I meant to publish this on Monday, the day after I read gagged on the following article on the front page of The Washington Post, announcing Sarah Palin’s resignation:
Sarah Palin, the Republican Alaska governor who captivated the nation with a combative brand of folksy politics, announced her resignation yesterday in characteristic fashion: She stood on her back lawn in Wasilla, speaking into a single microphone, accompanied by friends and neighbors in baseball hats and polo shirts.
Palin offered few clues about her ambitions but said she arrived at her decision in part to protect her family, which has faced withering criticism and occasional mockery, and to escape ethics probes that have drained her family’s finances and hampered her ability to govern. She said leaving office is in the best interest of the state and will allow her to more effectively advocate for issues of importance to her, including energy independence and national security. [emphasis mine, in case you, dear reader, somehow missed the obsequiousness that is dripping out of this article]

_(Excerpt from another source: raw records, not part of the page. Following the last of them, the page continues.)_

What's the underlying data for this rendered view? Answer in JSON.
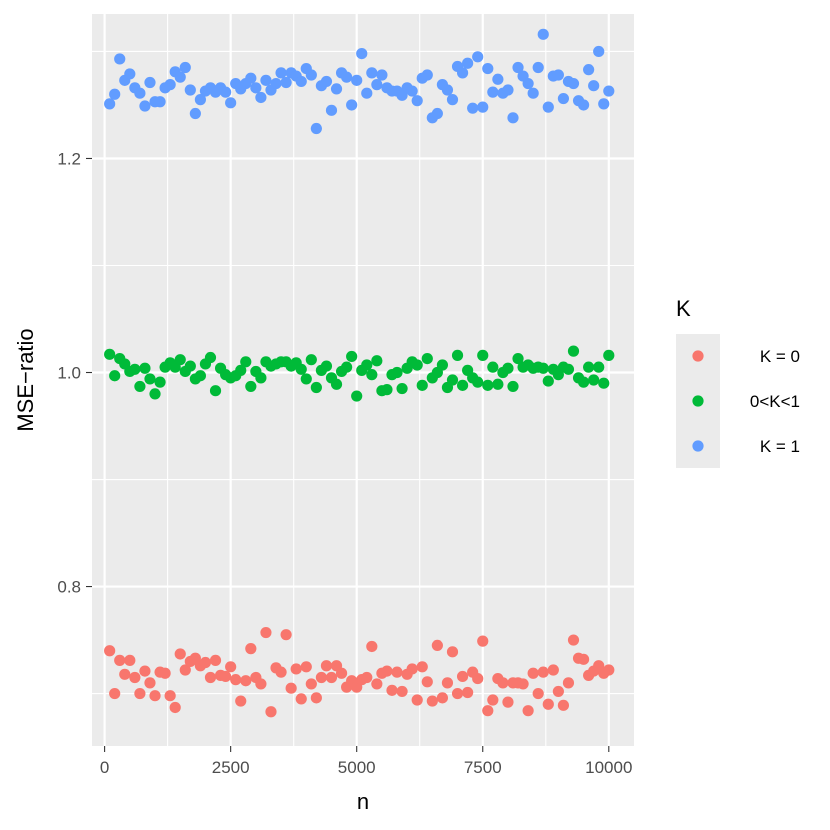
{
  "chart_data": {
    "type": "scatter",
    "title": "",
    "xlabel": "n",
    "ylabel": "MSE−ratio",
    "xlim": [
      -250,
      10500
    ],
    "ylim": [
      0.651,
      1.335
    ],
    "x_ticks": [
      0,
      2500,
      5000,
      7500,
      10000
    ],
    "x_tick_labels": [
      "0",
      "2500",
      "5000",
      "7500",
      "10000"
    ],
    "y_ticks": [
      0.8,
      1.0,
      1.2
    ],
    "y_tick_labels": [
      "0.8",
      "1.0",
      "1.2"
    ],
    "grid": true,
    "legend_title": "K",
    "legend_position": "right",
    "colors": [
      "#F8766D",
      "#00BA38",
      "#619CFF"
    ],
    "x": [
      100,
      200,
      300,
      400,
      500,
      600,
      700,
      800,
      900,
      1000,
      1100,
      1200,
      1300,
      1400,
      1500,
      1600,
      1700,
      1800,
      1900,
      2000,
      2100,
      2200,
      2300,
      2400,
      2500,
      2600,
      2700,
      2800,
      2900,
      3000,
      3100,
      3200,
      3300,
      3400,
      3500,
      3600,
      3700,
      3800,
      3900,
      4000,
      4100,
      4200,
      4300,
      4400,
      4500,
      4600,
      4700,
      4800,
      4900,
      5000,
      5100,
      5200,
      5300,
      5400,
      5500,
      5600,
      5700,
      5800,
      5900,
      6000,
      6100,
      6200,
      6300,
      6400,
      6500,
      6600,
      6700,
      6800,
      6900,
      7000,
      7100,
      7200,
      7300,
      7400,
      7500,
      7600,
      7700,
      7800,
      7900,
      8000,
      8100,
      8200,
      8300,
      8400,
      8500,
      8600,
      8700,
      8800,
      8900,
      9000,
      9100,
      9200,
      9300,
      9400,
      9500,
      9600,
      9700,
      9800,
      9900,
      10000
    ],
    "series": [
      {
        "name": "K = 0",
        "values": [
          0.74,
          0.7,
          0.731,
          0.718,
          0.731,
          0.715,
          0.7,
          0.721,
          0.71,
          0.698,
          0.72,
          0.719,
          0.698,
          0.687,
          0.737,
          0.722,
          0.73,
          0.733,
          0.726,
          0.729,
          0.715,
          0.731,
          0.717,
          0.716,
          0.725,
          0.713,
          0.693,
          0.712,
          0.742,
          0.715,
          0.709,
          0.757,
          0.683,
          0.724,
          0.72,
          0.755,
          0.705,
          0.723,
          0.695,
          0.725,
          0.709,
          0.696,
          0.715,
          0.726,
          0.715,
          0.726,
          0.719,
          0.706,
          0.712,
          0.706,
          0.713,
          0.715,
          0.744,
          0.709,
          0.719,
          0.721,
          0.703,
          0.72,
          0.702,
          0.718,
          0.723,
          0.694,
          0.725,
          0.711,
          0.693,
          0.745,
          0.696,
          0.71,
          0.739,
          0.7,
          0.716,
          0.701,
          0.72,
          0.714,
          0.749,
          0.684,
          0.694,
          0.714,
          0.71,
          0.692,
          0.71,
          0.71,
          0.709,
          0.684,
          0.719,
          0.7,
          0.72,
          0.69,
          0.722,
          0.702,
          0.689,
          0.71,
          0.75,
          0.733,
          0.732,
          0.717,
          0.721,
          0.726,
          0.719,
          0.722
        ]
      },
      {
        "name": "0<K<1",
        "values": [
          1.017,
          0.997,
          1.013,
          1.008,
          1.001,
          1.003,
          0.987,
          1.004,
          0.994,
          0.98,
          0.991,
          1.005,
          1.009,
          1.005,
          1.012,
          1.001,
          1.006,
          0.994,
          0.997,
          1.008,
          1.014,
          0.983,
          1.004,
          0.998,
          0.995,
          0.997,
          1.002,
          1.01,
          0.987,
          1.001,
          0.995,
          1.01,
          1.006,
          1.008,
          1.01,
          1.01,
          1.006,
          1.009,
          1.003,
          0.994,
          1.012,
          0.986,
          1.002,
          1.006,
          0.995,
          0.989,
          1.001,
          1.005,
          1.015,
          0.978,
          1.002,
          1.007,
          0.998,
          1.011,
          0.983,
          0.984,
          0.998,
          1.0,
          0.985,
          1.004,
          1.01,
          1.007,
          0.988,
          1.013,
          0.995,
          1.0,
          1.007,
          0.986,
          0.993,
          1.016,
          0.988,
          1.002,
          0.995,
          0.991,
          1.016,
          0.988,
          1.005,
          0.989,
          1.0,
          1.004,
          0.987,
          1.013,
          1.005,
          1.007,
          1.004,
          1.005,
          1.004,
          0.992,
          1.003,
          0.998,
          1.005,
          1.003,
          1.02,
          0.995,
          0.991,
          1.005,
          0.993,
          1.005,
          0.99,
          1.016
        ]
      },
      {
        "name": "K = 1",
        "values": [
          1.251,
          1.26,
          1.293,
          1.273,
          1.279,
          1.266,
          1.261,
          1.249,
          1.271,
          1.253,
          1.253,
          1.266,
          1.269,
          1.281,
          1.276,
          1.285,
          1.264,
          1.242,
          1.255,
          1.263,
          1.266,
          1.262,
          1.266,
          1.262,
          1.252,
          1.27,
          1.265,
          1.27,
          1.275,
          1.266,
          1.257,
          1.273,
          1.264,
          1.27,
          1.28,
          1.271,
          1.28,
          1.277,
          1.272,
          1.284,
          1.278,
          1.228,
          1.268,
          1.272,
          1.245,
          1.265,
          1.28,
          1.276,
          1.25,
          1.273,
          1.298,
          1.261,
          1.28,
          1.269,
          1.278,
          1.266,
          1.263,
          1.263,
          1.259,
          1.266,
          1.263,
          1.254,
          1.275,
          1.278,
          1.238,
          1.242,
          1.269,
          1.264,
          1.255,
          1.286,
          1.28,
          1.289,
          1.247,
          1.295,
          1.248,
          1.284,
          1.262,
          1.274,
          1.261,
          1.264,
          1.238,
          1.285,
          1.277,
          1.27,
          1.261,
          1.285,
          1.316,
          1.248,
          1.277,
          1.278,
          1.256,
          1.272,
          1.27,
          1.254,
          1.25,
          1.283,
          1.268,
          1.3,
          1.251,
          1.263
        ]
      }
    ]
  }
}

I don’t think this depiction of events could be portrayed more favorably if it were written by Sarah Palin her-egomanical-self. Some facts omitted and distorted: Palin, a polarizing figure, cannot be said to have “captivated the nation” by any objective stretch of the imagination; her account of the “frivolous ethics probes” is here taken at unquestioned face value; her family has been scorned much less than she has shoved it in the public spotlight of her own volition; and, hilariously, the notion that proximity to Russia “national security” is an “issue of importance to her” is a crassly political seed-laying.
Beyond this, though, is my continued perplexedness over how Sarah Palin and her defenders can continue to harp on “media elites,” and blame them for her downfall, when even the supposedly liberal Washington Post bends over backwards to make her look good — is a “back lawn” with “friends and neighbors in baseball hats and polo shirts” anything short of an ideal for a politician? — in its coverage of an embarassing resignation.
In case we missed the message, the Post published this “news analysis” by Dan Balz alongside the above-quoted article:
Sarah Palin demonstrated once again yesterday that she is one of America’s most unconventional politicians, following an unpredictable path to an uncertain future.
That Alaska’s Republican governor has a flair for the theatrical — and plays by her own rules — was underscored anew by her stunning announcement that not only will she not seek reelection in 2010, she will resign her office this month.
But are Palin’s rules those of someone with the capacity to seek and win her party’s presidential nomination in 2012, as many believe is her ultimate goal, or of someone who has flashed like a meteor across the political skies but with limited impact? [emphasis, need you be reminded, mine]
When the the only other option than winning a presidential nomination is flying through the sky like a glowing meteor, I think it’s safe to say that we have an objectivity problem here.